Bölüm 1

25 2 0
                                    


     Denizi karşıma alıp derin bir nefes daha aldığımda içimden bir kez daha yemin ettim. "Onu bugün unutacaksın. Evet onu bugun ruhunun en dip kuyularından,siyaha boyanan kalbinin,damarlarından söküp atacaksın ve bir daha asla ama asla onu oraya geri alıp da kendi karanlığını maviye boyamaya çalışmayacaksın. Sen siyahınla mutlusun."

Elllerimi diz kapaklarıma dayayarak kalktım banktan. Yavaş adımlarla sahilde yürümeye başladığım sırada geriye dönüp oturduğum banka baktım birkez daha. Sanki oradan ben kalktım ama ruhum hala orada oturup, az önce ettiğim yeminlerimi,söylediğim sözleri sorgulayıp, acı bir şekilde ve alay edercesine gülümseyip kısık gözlerle bana bakıyordu. O an içim öyle bir kıskançlık duygusuyla dolup taştı ki... Sanki dizlerim bu duygunun getirdiği ağirlıkla yere çökecek, kalbim daha fazla kan pompalamayacak,damarlarım daha fazla kan taşıyamayacaktı.

Ruhum gülümsüyordu.

İçime attığım,zaman zaman kendini gösterse de genellikle dizginlediğimi düşündüğüm nefret duygusu o kadar kabardı ki o an için içimde.
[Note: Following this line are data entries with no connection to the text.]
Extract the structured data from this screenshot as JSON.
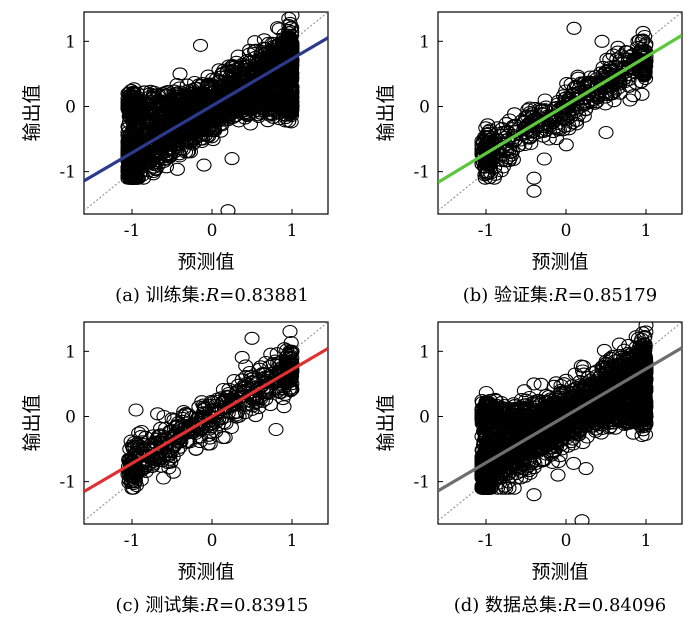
{
  "chart_data": [
    {
      "type": "scatter",
      "panel": "(a)",
      "caption_prefix": "(a) 训练集:",
      "caption_r_symbol": "R",
      "caption_r_value": "=0.83881",
      "xlabel": "预测值",
      "ylabel": "输出值",
      "xlim": [
        -1.6,
        1.45
      ],
      "ylim": [
        -1.65,
        1.45
      ],
      "xticks": [
        "-1",
        "0",
        "1"
      ],
      "yticks": [
        "1",
        "0",
        "-1"
      ],
      "fit_line_color": "#2b3a8c",
      "fit_line": {
        "slope": 0.72,
        "intercept": 0.01
      },
      "reference_line": "y=x",
      "density": "dense",
      "n_points": 2400,
      "sample_points": [
        [
          -1.0,
          -1.05
        ],
        [
          -0.95,
          -0.6
        ],
        [
          -1.0,
          0.0
        ],
        [
          -0.5,
          -0.2
        ],
        [
          0.0,
          0.0
        ],
        [
          0.3,
          0.3
        ],
        [
          0.8,
          0.7
        ],
        [
          1.0,
          1.4
        ],
        [
          0.2,
          -1.6
        ],
        [
          0.25,
          -0.8
        ],
        [
          -0.4,
          0.5
        ],
        [
          0.6,
          -0.1
        ],
        [
          -0.1,
          -0.9
        ],
        [
          1.0,
          0.0
        ],
        [
          -0.95,
          -0.35
        ]
      ]
    },
    {
      "type": "scatter",
      "panel": "(b)",
      "caption_prefix": "(b) 验证集:",
      "caption_r_symbol": "R",
      "caption_r_value": "=0.85179",
      "xlabel": "预测值",
      "ylabel": "输出值",
      "xlim": [
        -1.6,
        1.45
      ],
      "ylim": [
        -1.65,
        1.45
      ],
      "xticks": [
        "-1",
        "0",
        "1"
      ],
      "yticks": [
        "1",
        "0",
        "-1"
      ],
      "fit_line_color": "#5cc73b",
      "fit_line": {
        "slope": 0.74,
        "intercept": 0.02
      },
      "reference_line": "y=x",
      "density": "medium",
      "n_points": 520,
      "sample_points": [
        [
          -1.0,
          -1.0
        ],
        [
          -0.9,
          -0.55
        ],
        [
          -0.5,
          -0.3
        ],
        [
          -0.2,
          -0.15
        ],
        [
          0.0,
          0.0
        ],
        [
          0.1,
          0.2
        ],
        [
          0.4,
          0.35
        ],
        [
          0.7,
          0.6
        ],
        [
          0.9,
          1.0
        ],
        [
          0.1,
          1.2
        ],
        [
          0.45,
          1.0
        ],
        [
          -0.4,
          -1.3
        ],
        [
          -0.4,
          -1.1
        ],
        [
          0.5,
          -0.4
        ],
        [
          0.8,
          0.1
        ]
      ]
    },
    {
      "type": "scatter",
      "panel": "(c)",
      "caption_prefix": "(c) 测试集:",
      "caption_r_symbol": "R",
      "caption_r_value": "=0.83915",
      "xlabel": "预测值",
      "ylabel": "输出值",
      "xlim": [
        -1.6,
        1.45
      ],
      "ylim": [
        -1.65,
        1.45
      ],
      "xticks": [
        "-1",
        "0",
        "1"
      ],
      "yticks": [
        "1",
        "0",
        "-1"
      ],
      "fit_line_color": "#e03030",
      "fit_line": {
        "slope": 0.72,
        "intercept": 0.0
      },
      "reference_line": "y=x",
      "density": "medium",
      "n_points": 520,
      "sample_points": [
        [
          -1.0,
          -1.0
        ],
        [
          -0.9,
          -0.6
        ],
        [
          -0.95,
          0.1
        ],
        [
          -0.5,
          -0.3
        ],
        [
          0.0,
          0.0
        ],
        [
          0.3,
          0.35
        ],
        [
          0.5,
          1.2
        ],
        [
          0.7,
          0.6
        ],
        [
          1.0,
          1.0
        ],
        [
          0.9,
          0.15
        ],
        [
          0.8,
          -0.2
        ],
        [
          -0.6,
          0.0
        ],
        [
          -0.2,
          -0.5
        ],
        [
          0.2,
          0.3
        ],
        [
          0.6,
          0.3
        ]
      ]
    },
    {
      "type": "scatter",
      "panel": "(d)",
      "caption_prefix": "(d) 数据总集:",
      "caption_r_symbol": "R",
      "caption_r_value": "=0.84096",
      "xlabel": "预测值",
      "ylabel": "输出值",
      "xlim": [
        -1.6,
        1.45
      ],
      "ylim": [
        -1.65,
        1.45
      ],
      "xticks": [
        "-1",
        "0",
        "1"
      ],
      "yticks": [
        "1",
        "0",
        "-1"
      ],
      "fit_line_color": "#6e6e6e",
      "fit_line": {
        "slope": 0.72,
        "intercept": 0.01
      },
      "reference_line": "y=x",
      "density": "dense",
      "n_points": 2800,
      "sample_points": [
        [
          -1.0,
          -1.05
        ],
        [
          -0.95,
          -0.6
        ],
        [
          -1.0,
          0.0
        ],
        [
          -0.5,
          -0.2
        ],
        [
          0.0,
          0.0
        ],
        [
          0.3,
          0.3
        ],
        [
          0.8,
          0.7
        ],
        [
          1.0,
          1.4
        ],
        [
          0.2,
          -1.6
        ],
        [
          0.25,
          -0.8
        ],
        [
          -0.4,
          0.5
        ],
        [
          0.6,
          -0.1
        ],
        [
          -0.1,
          -0.9
        ],
        [
          1.0,
          0.0
        ],
        [
          -0.4,
          -1.2
        ]
      ]
    }
  ]
}
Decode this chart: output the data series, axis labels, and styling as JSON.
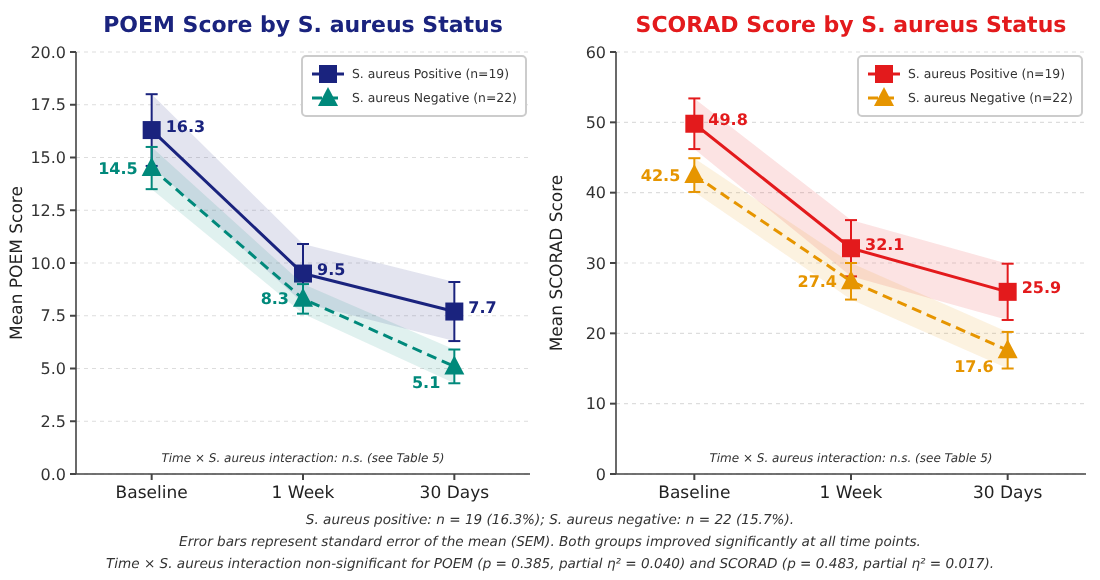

Tırnaklarımı avuçlarıma bastırsam, dişlerimi sıksam,saçlarımı çekiştirmeye başlasam bile durduramayacağımı sandım. Asla bitmeyeceğini, asla durdurulamayacağını düşündüm. Sanki nereye gidersem gideyim o lanet duygu hep yanı başımda benimle beraber yolculuk edecekti. Kendime olan nefretim, insanlara olan nefretim,hayatıma olan nefretim,nefes almaya çalıştıkça tam göğüs kafesime konan tonlarca ağırlığa olan nefretim. Hepsi bir oldu ve beni bir kez daha yaralayabilmek için üst üste binerek taşımaya çalıştığım,beni yere,tam dizlerimin üstüne çöktürmeye çalışan birer el torbası gibiydiler.

Her zaman ki boş bakışlarımı banka dikmiş bakarken çevremden geçen her bir kişinin bana baktığını gördüm. Bu daha fazla sinirlenmeme neden olmuştu. Anormal olan benmişim gibi davranan ama asıl anormal ve yalancı olan onlardı. Ben en azından olduğum gibiydim. İçime gömdüğüm hala yanmaya devam eden mumların aksine gözlerimdeki soğuk bakışlarla çevreme bakıyor olabilirdim. Ama o yanan mumların hiçbiri zaten çevremdeki hiçbir insan için yanmıyordu. Benim içimde, beni yakmak için vardı onlar. Fakat çevremde bana deliymişim gibi bakan insanlar, her gün evde bağırıp çağırsalar dahi,yatağa girdikleri an ağlamaya başlasalar dahi ertesi gün gülümseyerek kalkıp işlerine,okullarına gitmeye hazırlanıyorlardı. Her şey yolundaymış gibi...

Hiçbir zaman hiçbir şey olmamış gibi davranmadım. Bilmiyorum belki de davranamadım. Gerçi bu konuyu oturup 17 yıl boyunca sorgulamayıp gelip de 17. yaş günümde tartışmak da ayrı bir ironiydi ama gerçekten dışarıya lanse etmeye çalıştığım güçlü kız profilinde hep bunu yaptım. Konuşarak değil-ki asla ama asla gerekli olmadıkça konuşmazdım-gözlerimle anlattım çok şeyim olduğunu. Ama hiç kimse görmedi. Görse de umursamadı. Umursasa da bir şey yapmadılar. İçim de eriyen her bir mumun ardından bir kez daha uzattığım ellerimi tutmadılar. Belli bir zamana kadar onlar tutmadılar gerçi. Geriye kalan zaman da da ben o ellerimi uzatsamda yanan mumları,uzattığım ellerime tutup, yardım isteyen her bir hücresini yaktım. Yaktım ve yaraladım.